I am calculating the z-score second time to know if there are any data points still left.
for feature in numerical_features:
data = pd.DataFrame(housing[feature], columns=[feature])
data = data.copy()
z_scores = np.abs(stats.zscore(data[feature]))
print("Before z score on ", feature, " ====> ", data[z_scores > 3].shape)
data[z_scores > 3] = data[feature].median()
z_scores = np.abs(stats.zscore(data[feature]))
print("After z score on ", feature, " ===> ", data[z_scores > 3].shape)
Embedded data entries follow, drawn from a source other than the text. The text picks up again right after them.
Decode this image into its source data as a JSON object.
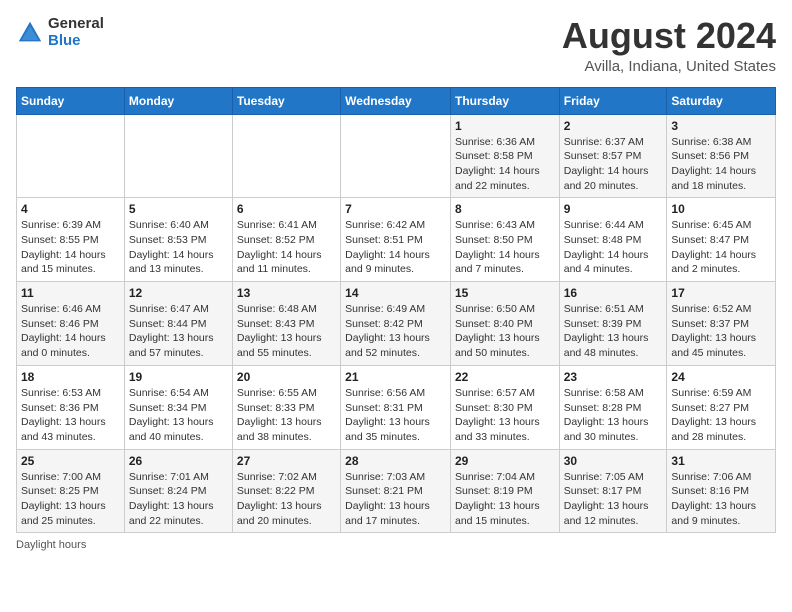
{
  "logo": {
    "general": "General",
    "blue": "Blue"
  },
  "title": "August 2024",
  "subtitle": "Avilla, Indiana, United States",
  "days_of_week": [
    "Sunday",
    "Monday",
    "Tuesday",
    "Wednesday",
    "Thursday",
    "Friday",
    "Saturday"
  ],
  "weeks": [
    [
      {
        "day": "",
        "info": ""
      },
      {
        "day": "",
        "info": ""
      },
      {
        "day": "",
        "info": ""
      },
      {
        "day": "",
        "info": ""
      },
      {
        "day": "1",
        "info": "Sunrise: 6:36 AM\nSunset: 8:58 PM\nDaylight: 14 hours\nand 22 minutes."
      },
      {
        "day": "2",
        "info": "Sunrise: 6:37 AM\nSunset: 8:57 PM\nDaylight: 14 hours\nand 20 minutes."
      },
      {
        "day": "3",
        "info": "Sunrise: 6:38 AM\nSunset: 8:56 PM\nDaylight: 14 hours\nand 18 minutes."
      }
    ],
    [
      {
        "day": "4",
        "info": "Sunrise: 6:39 AM\nSunset: 8:55 PM\nDaylight: 14 hours\nand 15 minutes."
      },
      {
        "day": "5",
        "info": "Sunrise: 6:40 AM\nSunset: 8:53 PM\nDaylight: 14 hours\nand 13 minutes."
      },
      {
        "day": "6",
        "info": "Sunrise: 6:41 AM\nSunset: 8:52 PM\nDaylight: 14 hours\nand 11 minutes."
      },
      {
        "day": "7",
        "info": "Sunrise: 6:42 AM\nSunset: 8:51 PM\nDaylight: 14 hours\nand 9 minutes."
      },
      {
        "day": "8",
        "info": "Sunrise: 6:43 AM\nSunset: 8:50 PM\nDaylight: 14 hours\nand 7 minutes."
      },
      {
        "day": "9",
        "info": "Sunrise: 6:44 AM\nSunset: 8:48 PM\nDaylight: 14 hours\nand 4 minutes."
      },
      {
        "day": "10",
        "info": "Sunrise: 6:45 AM\nSunset: 8:47 PM\nDaylight: 14 hours\nand 2 minutes."
      }
    ],
    [
      {
        "day": "11",
        "info": "Sunrise: 6:46 AM\nSunset: 8:46 PM\nDaylight: 14 hours\nand 0 minutes."
      },
      {
        "day": "12",
        "info": "Sunrise: 6:47 AM\nSunset: 8:44 PM\nDaylight: 13 hours\nand 57 minutes."
      },
      {
        "day": "13",
        "info": "Sunrise: 6:48 AM\nSunset: 8:43 PM\nDaylight: 13 hours\nand 55 minutes."
      },
      {
        "day": "14",
        "info": "Sunrise: 6:49 AM\nSunset: 8:42 PM\nDaylight: 13 hours\nand 52 minutes."
      },
      {
        "day": "15",
        "info": "Sunrise: 6:50 AM\nSunset: 8:40 PM\nDaylight: 13 hours\nand 50 minutes."
      },
      {
        "day": "16",
        "info": "Sunrise: 6:51 AM\nSunset: 8:39 PM\nDaylight: 13 hours\nand 48 minutes."
      },
      {
        "day": "17",
        "info": "Sunrise: 6:52 AM\nSunset: 8:37 PM\nDaylight: 13 hours\nand 45 minutes."
      }
    ],
    [
      {
        "day": "18",
        "info": "Sunrise: 6:53 AM\nSunset: 8:36 PM\nDaylight: 13 hours\nand 43 minutes."
      },
      {
        "day": "19",
        "info": "Sunrise: 6:54 AM\nSunset: 8:34 PM\nDaylight: 13 hours\nand 40 minutes."
      },
      {
        "day": "20",
        "info": "Sunrise: 6:55 AM\nSunset: 8:33 PM\nDaylight: 13 hours\nand 38 minutes."
      },
      {
        "day": "21",
        "info": "Sunrise: 6:56 AM\nSunset: 8:31 PM\nDaylight: 13 hours\nand 35 minutes."
      },
      {
        "day": "22",
        "info": "Sunrise: 6:57 AM\nSunset: 8:30 PM\nDaylight: 13 hours\nand 33 minutes."
      },
      {
        "day": "23",
        "info": "Sunrise: 6:58 AM\nSunset: 8:28 PM\nDaylight: 13 hours\nand 30 minutes."
      },
      {
        "day": "24",
        "info": "Sunrise: 6:59 AM\nSunset: 8:27 PM\nDaylight: 13 hours\nand 28 minutes."
      }
    ],
    [
      {
        "day": "25",
        "info": "Sunrise: 7:00 AM\nSunset: 8:25 PM\nDaylight: 13 hours\nand 25 minutes."
      },
      {
        "day": "26",
        "info": "Sunrise: 7:01 AM\nSunset: 8:24 PM\nDaylight: 13 hours\nand 22 minutes."
      },
      {
        "day": "27",
        "info": "Sunrise: 7:02 AM\nSunset: 8:22 PM\nDaylight: 13 hours\nand 20 minutes."
      },
      {
        "day": "28",
        "info": "Sunrise: 7:03 AM\nSunset: 8:21 PM\nDaylight: 13 hours\nand 17 minutes."
      },
      {
        "day": "29",
        "info": "Sunrise: 7:04 AM\nSunset: 8:19 PM\nDaylight: 13 hours\nand 15 minutes."
      },
      {
        "day": "30",
        "info": "Sunrise: 7:05 AM\nSunset: 8:17 PM\nDaylight: 13 hours\nand 12 minutes."
      },
      {
        "day": "31",
        "info": "Sunrise: 7:06 AM\nSunset: 8:16 PM\nDaylight: 13 hours\nand 9 minutes."
      }
    ]
  ],
  "footer": "Daylight hours"
}
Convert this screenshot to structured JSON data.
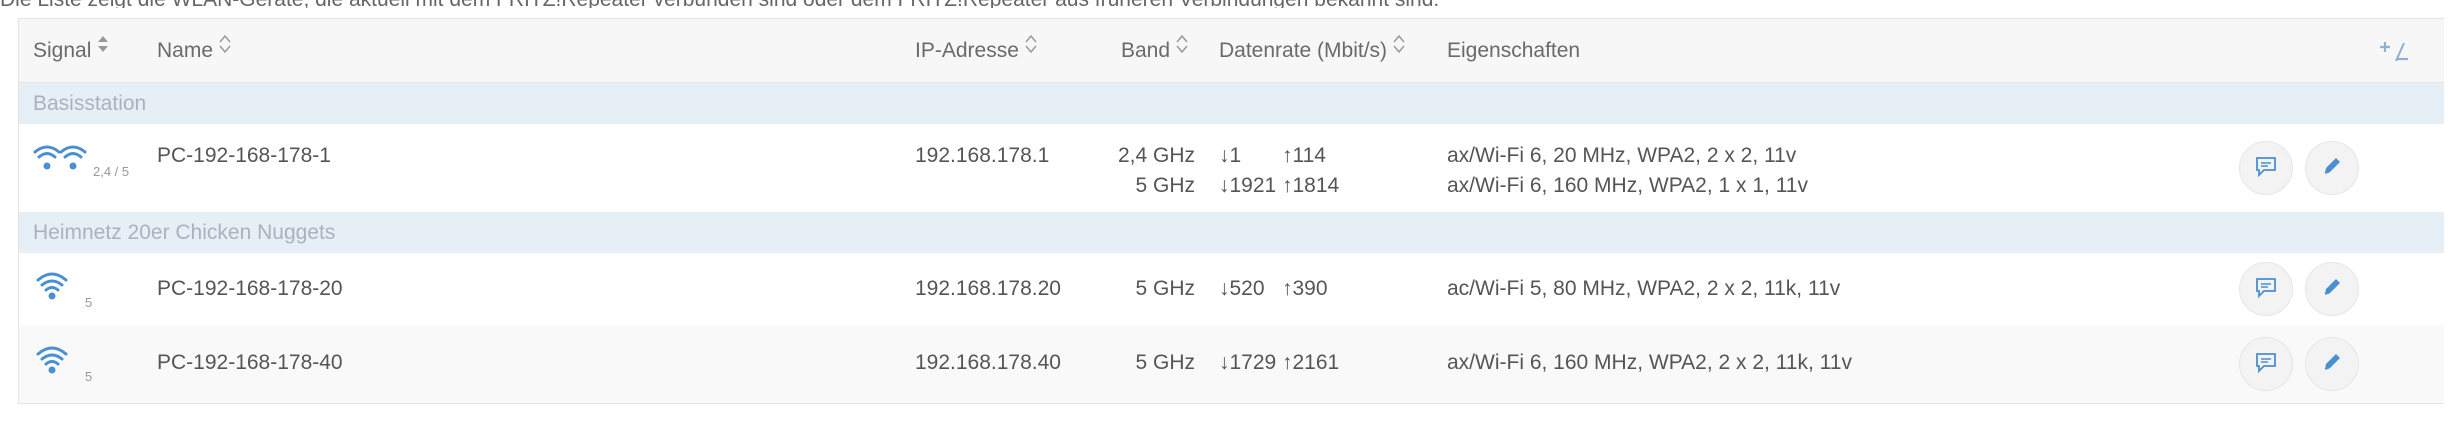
{
  "intro_text": "Die Liste zeigt die WLAN-Geräte, die aktuell mit dem FRITZ!Repeater verbunden sind oder dem FRITZ!Repeater aus früheren Verbindungen bekannt sind.",
  "columns": {
    "signal": "Signal",
    "name": "Name",
    "ip": "IP-Adresse",
    "band": "Band",
    "rate": "Datenrate (Mbit/s)",
    "props": "Eigenschaften"
  },
  "groups": [
    {
      "label": "Basisstation",
      "rows": [
        {
          "signal_label": "2,4 / 5",
          "name": "PC-192-168-178-1",
          "ip": "192.168.178.1",
          "bands": [
            "2,4 GHz",
            "5 GHz"
          ],
          "rates": [
            {
              "down": "↓1",
              "up": "↑114"
            },
            {
              "down": "↓1921",
              "up": "↑1814"
            }
          ],
          "props": [
            "ax/Wi-Fi 6, 20 MHz, WPA2, 2 x 2, 11v",
            "ax/Wi-Fi 6, 160 MHz, WPA2, 1 x 1, 11v"
          ]
        }
      ]
    },
    {
      "label": "Heimnetz 20er Chicken Nuggets",
      "rows": [
        {
          "signal_label": "5",
          "name": "PC-192-168-178-20",
          "ip": "192.168.178.20",
          "bands": [
            "5 GHz"
          ],
          "rates": [
            {
              "down": "↓520",
              "up": "↑390"
            }
          ],
          "props": [
            "ac/Wi-Fi 5, 80 MHz, WPA2, 2 x 2, 11k, 11v"
          ]
        },
        {
          "signal_label": "5",
          "name": "PC-192-168-178-40",
          "ip": "192.168.178.40",
          "bands": [
            "5 GHz"
          ],
          "rates": [
            {
              "down": "↓1729",
              "up": "↑2161"
            }
          ],
          "props": [
            "ax/Wi-Fi 6, 160 MHz, WPA2, 2 x 2, 11k, 11v"
          ]
        }
      ]
    }
  ],
  "icons": {
    "wifi": "wifi-signal-icon",
    "sort": "sort-icon",
    "details": "chat-bubble-icon",
    "edit": "pencil-icon",
    "columns": "column-toggle-icon"
  },
  "colors": {
    "wifi": "#4a8fd0",
    "edit": "#4a8fd0",
    "group_bg": "#e6eef6"
  }
}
housing[feature] = data[feature]
print()
Before z-score is the first time I apply z-score and tells me how many values will be impact when I replace with median. After means, how many values are still left as outliers? https://i.sstatic.net/g6kn2.png
The z-score tells you how many standard deviations away from the mean a certain point is. Using |z-score| > 3 is a very common way to identify outliers. What you are missing, is that when you remove/replace outliers, the standard deviation of your new distribution is different than it used to be, thus the z-scores of all remaining points are slightly different. In many cases, the change is negligible; however, there are some cases where the change in z-score is more pronounced.
Depending on your application, you may wish to run the z-score filter a couple times until you get a stable distribution. Also, depending on your application, you may consider dropping outlier data instead of replacing them with the median. Hopefully you know why you chose to replace and the caveats associated with that choice.